I don’t think it would make much sense to have additional optimisations loop around a AutoML node since the H2O.ai algorithms themselves would try to find optimal settings and hyper parameters.
If you want to try that yourself you could do this:
use a basic AutoML node for several hours and see what model and settings come out (GBM, GLM, DeepLearning)
then use that sort of model in a KNIME Python node and try a hyper parameter search (hyperparameter tuning for string values - #3 by mlauber71).
Note to self: I have a code somewhere that I wanted to turn into a KNIME workflow …
A comparison of several regression models in one workflow:
I only use a group loop to select different data sets and targets for the models (completely independent data sets from ChEMBL, they are just in one table).
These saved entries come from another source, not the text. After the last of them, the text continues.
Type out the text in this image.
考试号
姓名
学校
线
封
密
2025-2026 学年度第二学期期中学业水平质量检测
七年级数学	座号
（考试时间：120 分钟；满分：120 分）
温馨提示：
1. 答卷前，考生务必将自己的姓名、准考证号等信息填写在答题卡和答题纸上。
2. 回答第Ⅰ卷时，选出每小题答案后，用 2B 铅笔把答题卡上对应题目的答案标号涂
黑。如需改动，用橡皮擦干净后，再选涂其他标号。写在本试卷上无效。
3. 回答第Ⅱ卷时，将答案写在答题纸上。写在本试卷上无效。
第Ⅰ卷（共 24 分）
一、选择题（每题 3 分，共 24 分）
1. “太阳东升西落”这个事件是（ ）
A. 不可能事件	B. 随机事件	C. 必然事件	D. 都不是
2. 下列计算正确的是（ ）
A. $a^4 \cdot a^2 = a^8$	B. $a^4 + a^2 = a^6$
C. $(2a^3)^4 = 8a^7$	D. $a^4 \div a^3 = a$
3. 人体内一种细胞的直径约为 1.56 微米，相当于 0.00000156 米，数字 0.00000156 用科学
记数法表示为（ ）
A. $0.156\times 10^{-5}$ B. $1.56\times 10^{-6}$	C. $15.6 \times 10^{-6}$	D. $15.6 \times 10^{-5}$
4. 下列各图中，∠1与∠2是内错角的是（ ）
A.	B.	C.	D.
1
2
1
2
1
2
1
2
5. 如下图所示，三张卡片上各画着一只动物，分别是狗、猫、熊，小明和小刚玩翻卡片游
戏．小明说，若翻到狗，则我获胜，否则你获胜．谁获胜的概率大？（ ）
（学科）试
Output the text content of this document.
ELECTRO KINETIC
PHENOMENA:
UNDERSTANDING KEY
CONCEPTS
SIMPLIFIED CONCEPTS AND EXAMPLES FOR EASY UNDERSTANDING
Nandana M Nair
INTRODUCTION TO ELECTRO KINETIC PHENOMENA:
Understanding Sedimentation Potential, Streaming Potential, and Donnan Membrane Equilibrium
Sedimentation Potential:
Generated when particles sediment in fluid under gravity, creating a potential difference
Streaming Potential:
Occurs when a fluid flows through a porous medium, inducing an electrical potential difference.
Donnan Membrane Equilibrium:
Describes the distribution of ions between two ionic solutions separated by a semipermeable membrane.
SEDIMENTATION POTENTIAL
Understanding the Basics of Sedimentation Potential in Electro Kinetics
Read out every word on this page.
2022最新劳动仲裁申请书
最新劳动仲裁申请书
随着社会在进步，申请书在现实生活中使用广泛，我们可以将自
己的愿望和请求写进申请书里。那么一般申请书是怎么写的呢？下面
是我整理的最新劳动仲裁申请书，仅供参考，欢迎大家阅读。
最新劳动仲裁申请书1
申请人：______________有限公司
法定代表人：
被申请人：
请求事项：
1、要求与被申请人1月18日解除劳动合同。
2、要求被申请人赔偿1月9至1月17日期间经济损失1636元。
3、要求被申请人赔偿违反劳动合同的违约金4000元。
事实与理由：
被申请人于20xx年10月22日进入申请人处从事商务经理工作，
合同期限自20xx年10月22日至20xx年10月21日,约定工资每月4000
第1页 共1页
I build AutoML models for each target with default settings, exactly as in your image, so no additional parameter optimization is done. I just noted that even though I have not ticked the maximum run time box, it takes almost exact 1 h to build each model I I don’t understand why because some data sets are much larger than others.
@evert.homan_scilifelab.se I think you will have to gain experience with the settings and find an optimal way. Early stopping and time limits are there to prevent th model from running eternally…
Or you try something like 48 hours or 24. so you will have a lot of time but sort of limited. If you run several models depending on the power of your machine you might want to think about parallel jobs or enabling some recovery mechanism.
I did some simple benchmarking. First of all, it is not possible to set the Max run time to zero seconds, the AutoML node does not accept this setting (could this be passed as a variable, in that case which variable?). I used a single data set of 4,985 D2DR ligands with activity data from ChEMBL, described by RDKit descriptors and Morgan fingerprints (expanded bit vector), in total 1065 ‘descriptors’. I then varied the Max. run time in seconds and looked at actual run time, R^2 reported by AutoML, and size of output model (written as MOJO):
set run time | actual run time | R^2 | model size
no max | 3605 sec | 0.96 | 4.9 Mb
30 min | 1807 sec | 0.92 | 2.2 Mb
1 h | 3611 sec | 0.93 |5.9 Mb
2 h | 7202 sec | 0.92 | 24.5 Mb
12 h | 42866 sec | 0.95 | 29.6 Mb
So it seems that the default setting, i.e. without specifying a max run time gives both the best R^2 and a small-size model, and also seem to run for quite precisely 1 h. But maxing the run time to 1 h gives a worse model and larger output file. It’s interesting to note that longer run times primarily result in larger output files without improving R^2.